- Alma mater: University of Western Ontario
- Known for: Research on ovarian cancer biology and models of ovarian cancer
- Awards: Society for the Study of Reproduction Distinguished Fellow (2022) University of Ottawa Award for Excellence in Research (2020)
- Scientific career
- Fields: Cancer research Ovarian cancer biology Reproductive biology
- Workplaces: University of Ottawa Ottawa Hospital Research Institute

= Barbara Vanderhyden =

Canadian ovarian cancer researcher

Barbara Vanderhyden is a Canadian cancer researcher and professor at the University of Ottawa. She is the Corinne Boyer Chair in Ovarian Cancer Research in the university's Department of Cellular and Molecular Medicine and a senior scientist in the Cancer Therapeutics Program at the Ottawa Hospital Research Institute.

==Early life and education==

Vanderhyden studied physiology at the University of Western Ontario, where she received a Bachelor of Science degree and a PhD in physiology. She subsequently completed postdoctoral research at the Jackson Laboratory.

==Research==

Vanderhyden's research focuses on the cellular and molecular biology of ovarian cancer. Her research examines genes and molecular mechanisms involved in the initiation and progression of ovarian tumours, as well as factors affecting their response to treatment.

Her laboratory develops experimental models of ovarian cancer to investigate how tumours develop and to test potential therapeutic approaches. Her work has included genetically modified animals and research into the early detection and treatment of ovarian cancer.

Vanderhyden has also been involved in science education and outreach, including the Let's Talk Science program.

==Awards and honours==

In 2014, Vanderhyden received the Dr.
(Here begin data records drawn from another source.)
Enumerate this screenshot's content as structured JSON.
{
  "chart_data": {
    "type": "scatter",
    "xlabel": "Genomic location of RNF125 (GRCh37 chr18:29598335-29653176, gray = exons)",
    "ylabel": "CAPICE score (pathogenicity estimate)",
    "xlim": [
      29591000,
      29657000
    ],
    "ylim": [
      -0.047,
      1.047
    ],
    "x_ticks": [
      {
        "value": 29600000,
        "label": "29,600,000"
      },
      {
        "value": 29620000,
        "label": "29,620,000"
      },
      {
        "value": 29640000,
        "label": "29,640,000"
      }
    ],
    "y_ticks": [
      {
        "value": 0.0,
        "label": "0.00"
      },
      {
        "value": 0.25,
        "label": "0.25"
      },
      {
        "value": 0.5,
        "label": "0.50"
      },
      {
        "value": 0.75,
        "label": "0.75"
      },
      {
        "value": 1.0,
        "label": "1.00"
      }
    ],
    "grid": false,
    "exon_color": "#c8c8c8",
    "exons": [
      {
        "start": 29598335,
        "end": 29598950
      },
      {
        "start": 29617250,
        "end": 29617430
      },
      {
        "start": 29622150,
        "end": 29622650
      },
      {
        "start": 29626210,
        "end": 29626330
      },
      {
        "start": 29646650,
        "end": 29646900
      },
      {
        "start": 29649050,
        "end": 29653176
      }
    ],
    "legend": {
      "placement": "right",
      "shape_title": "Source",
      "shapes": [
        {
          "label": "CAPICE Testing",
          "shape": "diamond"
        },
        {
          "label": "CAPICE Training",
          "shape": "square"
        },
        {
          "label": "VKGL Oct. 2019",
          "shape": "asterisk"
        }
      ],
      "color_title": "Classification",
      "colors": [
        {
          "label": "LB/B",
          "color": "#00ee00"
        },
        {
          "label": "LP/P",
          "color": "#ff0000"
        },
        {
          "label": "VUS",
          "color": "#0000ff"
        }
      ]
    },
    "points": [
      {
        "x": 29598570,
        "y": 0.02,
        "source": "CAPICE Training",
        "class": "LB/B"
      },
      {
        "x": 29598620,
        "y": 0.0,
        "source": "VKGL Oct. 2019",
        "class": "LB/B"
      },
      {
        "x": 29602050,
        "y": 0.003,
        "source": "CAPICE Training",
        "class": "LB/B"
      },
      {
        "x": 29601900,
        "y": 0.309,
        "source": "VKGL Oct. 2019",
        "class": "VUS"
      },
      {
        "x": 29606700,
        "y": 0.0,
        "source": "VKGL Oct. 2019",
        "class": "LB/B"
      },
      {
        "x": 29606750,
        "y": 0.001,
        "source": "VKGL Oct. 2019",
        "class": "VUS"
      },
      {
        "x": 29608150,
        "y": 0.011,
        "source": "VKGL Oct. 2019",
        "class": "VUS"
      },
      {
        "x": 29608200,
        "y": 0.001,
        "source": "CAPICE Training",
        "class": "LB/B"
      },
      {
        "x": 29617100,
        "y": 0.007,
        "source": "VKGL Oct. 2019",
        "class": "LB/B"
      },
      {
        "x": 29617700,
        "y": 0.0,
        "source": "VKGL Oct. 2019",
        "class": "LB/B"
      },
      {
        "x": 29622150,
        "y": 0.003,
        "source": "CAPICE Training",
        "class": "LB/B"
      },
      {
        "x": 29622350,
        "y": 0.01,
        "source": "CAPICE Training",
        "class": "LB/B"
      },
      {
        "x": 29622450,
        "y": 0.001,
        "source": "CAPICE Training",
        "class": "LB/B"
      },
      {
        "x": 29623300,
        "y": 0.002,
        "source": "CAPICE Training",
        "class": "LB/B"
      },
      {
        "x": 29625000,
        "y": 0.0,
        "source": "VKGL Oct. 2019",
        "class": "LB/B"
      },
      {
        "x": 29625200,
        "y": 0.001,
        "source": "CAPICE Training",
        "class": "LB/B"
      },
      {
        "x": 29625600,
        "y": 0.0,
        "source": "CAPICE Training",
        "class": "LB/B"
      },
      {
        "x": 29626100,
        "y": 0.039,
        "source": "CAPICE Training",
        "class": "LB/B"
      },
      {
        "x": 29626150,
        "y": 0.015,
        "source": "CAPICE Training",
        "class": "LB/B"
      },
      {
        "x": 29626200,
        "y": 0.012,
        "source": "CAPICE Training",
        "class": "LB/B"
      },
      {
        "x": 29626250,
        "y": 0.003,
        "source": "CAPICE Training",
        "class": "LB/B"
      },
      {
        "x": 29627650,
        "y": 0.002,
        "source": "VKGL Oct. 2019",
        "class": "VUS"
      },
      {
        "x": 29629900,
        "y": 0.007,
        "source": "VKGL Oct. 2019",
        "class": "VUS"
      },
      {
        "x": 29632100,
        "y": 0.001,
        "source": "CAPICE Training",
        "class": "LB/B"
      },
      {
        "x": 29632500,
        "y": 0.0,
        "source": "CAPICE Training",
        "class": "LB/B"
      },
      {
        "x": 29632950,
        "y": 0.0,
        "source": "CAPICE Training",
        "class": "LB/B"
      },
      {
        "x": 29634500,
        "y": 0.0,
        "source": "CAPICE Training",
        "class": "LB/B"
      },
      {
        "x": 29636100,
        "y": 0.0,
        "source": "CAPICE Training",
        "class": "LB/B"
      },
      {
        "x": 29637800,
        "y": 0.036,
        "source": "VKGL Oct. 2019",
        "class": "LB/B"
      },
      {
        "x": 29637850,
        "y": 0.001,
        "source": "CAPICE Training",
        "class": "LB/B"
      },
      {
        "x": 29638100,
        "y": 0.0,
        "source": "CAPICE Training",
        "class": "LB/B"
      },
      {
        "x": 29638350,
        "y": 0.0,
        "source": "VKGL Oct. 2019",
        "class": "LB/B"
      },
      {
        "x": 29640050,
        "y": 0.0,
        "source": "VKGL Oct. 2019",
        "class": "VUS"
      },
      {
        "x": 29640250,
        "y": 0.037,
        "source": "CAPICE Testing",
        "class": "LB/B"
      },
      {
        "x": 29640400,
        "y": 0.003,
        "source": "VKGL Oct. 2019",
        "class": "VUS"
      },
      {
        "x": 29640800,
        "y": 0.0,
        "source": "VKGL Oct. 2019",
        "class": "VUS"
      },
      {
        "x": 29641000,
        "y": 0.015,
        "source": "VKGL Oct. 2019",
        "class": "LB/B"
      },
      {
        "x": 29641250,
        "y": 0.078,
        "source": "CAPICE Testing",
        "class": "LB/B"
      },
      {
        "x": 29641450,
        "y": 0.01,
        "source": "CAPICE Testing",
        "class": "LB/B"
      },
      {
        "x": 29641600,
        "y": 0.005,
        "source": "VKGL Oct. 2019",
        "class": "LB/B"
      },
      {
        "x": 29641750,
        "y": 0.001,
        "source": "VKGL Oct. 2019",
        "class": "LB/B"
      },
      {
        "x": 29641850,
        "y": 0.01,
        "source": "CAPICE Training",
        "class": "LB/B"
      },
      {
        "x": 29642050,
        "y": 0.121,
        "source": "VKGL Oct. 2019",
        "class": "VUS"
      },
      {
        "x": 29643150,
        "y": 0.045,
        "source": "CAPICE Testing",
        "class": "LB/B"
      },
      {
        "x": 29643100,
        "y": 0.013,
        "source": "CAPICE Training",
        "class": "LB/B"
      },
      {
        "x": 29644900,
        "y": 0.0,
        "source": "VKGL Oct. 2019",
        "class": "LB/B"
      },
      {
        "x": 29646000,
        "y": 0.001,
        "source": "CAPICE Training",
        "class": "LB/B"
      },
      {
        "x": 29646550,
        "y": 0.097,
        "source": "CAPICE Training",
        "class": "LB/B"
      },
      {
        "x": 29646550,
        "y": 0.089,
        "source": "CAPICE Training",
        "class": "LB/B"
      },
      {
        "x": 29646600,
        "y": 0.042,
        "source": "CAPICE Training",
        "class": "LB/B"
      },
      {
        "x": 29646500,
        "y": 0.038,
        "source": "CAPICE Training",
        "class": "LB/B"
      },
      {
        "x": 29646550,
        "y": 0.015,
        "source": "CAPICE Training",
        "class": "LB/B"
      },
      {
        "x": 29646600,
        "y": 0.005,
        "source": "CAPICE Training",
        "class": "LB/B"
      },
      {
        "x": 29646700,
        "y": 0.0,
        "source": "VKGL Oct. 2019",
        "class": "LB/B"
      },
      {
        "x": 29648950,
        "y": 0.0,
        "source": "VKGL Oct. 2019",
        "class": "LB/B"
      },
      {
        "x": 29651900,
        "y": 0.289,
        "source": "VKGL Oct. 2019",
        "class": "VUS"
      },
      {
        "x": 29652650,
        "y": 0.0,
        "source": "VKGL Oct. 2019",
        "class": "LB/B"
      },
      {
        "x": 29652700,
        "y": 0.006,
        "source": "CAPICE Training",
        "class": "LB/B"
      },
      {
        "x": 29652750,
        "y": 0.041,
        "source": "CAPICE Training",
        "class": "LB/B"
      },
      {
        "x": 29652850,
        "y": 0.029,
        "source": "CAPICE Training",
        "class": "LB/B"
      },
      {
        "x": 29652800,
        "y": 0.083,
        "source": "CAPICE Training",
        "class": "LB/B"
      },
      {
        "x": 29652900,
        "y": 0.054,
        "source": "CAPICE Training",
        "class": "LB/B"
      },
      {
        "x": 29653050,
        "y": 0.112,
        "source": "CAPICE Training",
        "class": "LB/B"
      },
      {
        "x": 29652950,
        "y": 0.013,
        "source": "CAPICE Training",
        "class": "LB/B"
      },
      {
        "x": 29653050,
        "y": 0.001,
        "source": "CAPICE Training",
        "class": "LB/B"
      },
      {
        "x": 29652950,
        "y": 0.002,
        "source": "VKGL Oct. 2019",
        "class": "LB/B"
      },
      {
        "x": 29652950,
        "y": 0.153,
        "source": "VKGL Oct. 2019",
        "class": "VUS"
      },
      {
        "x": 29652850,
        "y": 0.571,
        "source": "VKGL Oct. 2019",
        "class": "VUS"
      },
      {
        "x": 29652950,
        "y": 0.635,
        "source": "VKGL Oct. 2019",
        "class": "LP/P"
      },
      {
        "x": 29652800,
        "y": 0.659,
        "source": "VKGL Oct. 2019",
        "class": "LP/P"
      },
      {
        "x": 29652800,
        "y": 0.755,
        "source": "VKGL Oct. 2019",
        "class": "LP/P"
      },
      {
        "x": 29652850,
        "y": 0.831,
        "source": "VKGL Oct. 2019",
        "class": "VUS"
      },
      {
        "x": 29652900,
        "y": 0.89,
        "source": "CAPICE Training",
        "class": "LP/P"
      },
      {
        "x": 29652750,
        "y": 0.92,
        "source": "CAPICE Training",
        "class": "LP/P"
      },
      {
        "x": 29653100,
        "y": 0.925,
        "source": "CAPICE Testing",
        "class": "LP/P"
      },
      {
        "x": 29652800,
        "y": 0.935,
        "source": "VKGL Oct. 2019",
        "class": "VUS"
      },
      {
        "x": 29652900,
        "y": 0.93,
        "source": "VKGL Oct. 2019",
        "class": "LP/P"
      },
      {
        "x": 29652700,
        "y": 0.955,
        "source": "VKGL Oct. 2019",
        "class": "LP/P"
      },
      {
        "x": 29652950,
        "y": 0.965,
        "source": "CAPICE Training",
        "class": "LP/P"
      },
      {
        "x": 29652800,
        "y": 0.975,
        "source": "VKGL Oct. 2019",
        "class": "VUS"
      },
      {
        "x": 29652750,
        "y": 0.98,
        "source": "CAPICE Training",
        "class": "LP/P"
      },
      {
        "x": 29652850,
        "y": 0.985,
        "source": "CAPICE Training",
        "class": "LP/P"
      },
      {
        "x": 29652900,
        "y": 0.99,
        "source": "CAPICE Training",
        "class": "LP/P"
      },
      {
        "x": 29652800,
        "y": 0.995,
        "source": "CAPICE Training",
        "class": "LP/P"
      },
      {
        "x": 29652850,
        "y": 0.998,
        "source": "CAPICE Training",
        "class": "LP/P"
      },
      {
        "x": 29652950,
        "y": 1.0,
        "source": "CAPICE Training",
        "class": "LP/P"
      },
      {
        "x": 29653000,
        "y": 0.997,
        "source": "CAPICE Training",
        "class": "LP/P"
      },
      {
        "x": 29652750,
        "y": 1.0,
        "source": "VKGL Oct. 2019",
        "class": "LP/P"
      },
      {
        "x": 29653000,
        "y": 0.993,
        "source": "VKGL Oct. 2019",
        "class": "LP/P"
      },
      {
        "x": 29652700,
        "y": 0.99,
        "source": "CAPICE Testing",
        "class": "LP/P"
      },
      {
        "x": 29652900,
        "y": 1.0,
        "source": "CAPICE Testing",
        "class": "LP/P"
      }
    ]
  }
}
J. David Grimes Career Achievement Award for her contributions to ovarian cancer research and leadership in the field.

In 2020, she received the University of Ottawa Award for Excellence in Research in the Sciences stream for the 2019–2020 academic year.

In 2022, Vanderhyden was named a Distinguished Fellow of the Society for the Study of Reproduction in recognition of her work in reproductive biology and ovarian cancer research, as well as her leadership, service and mentorship.

In 2025, the Canadian Cancer Research Alliance awarded Vanderhyden its Distinguished Service to Cancer Research Award for her contributions to cancer research, public engagement and science outreach.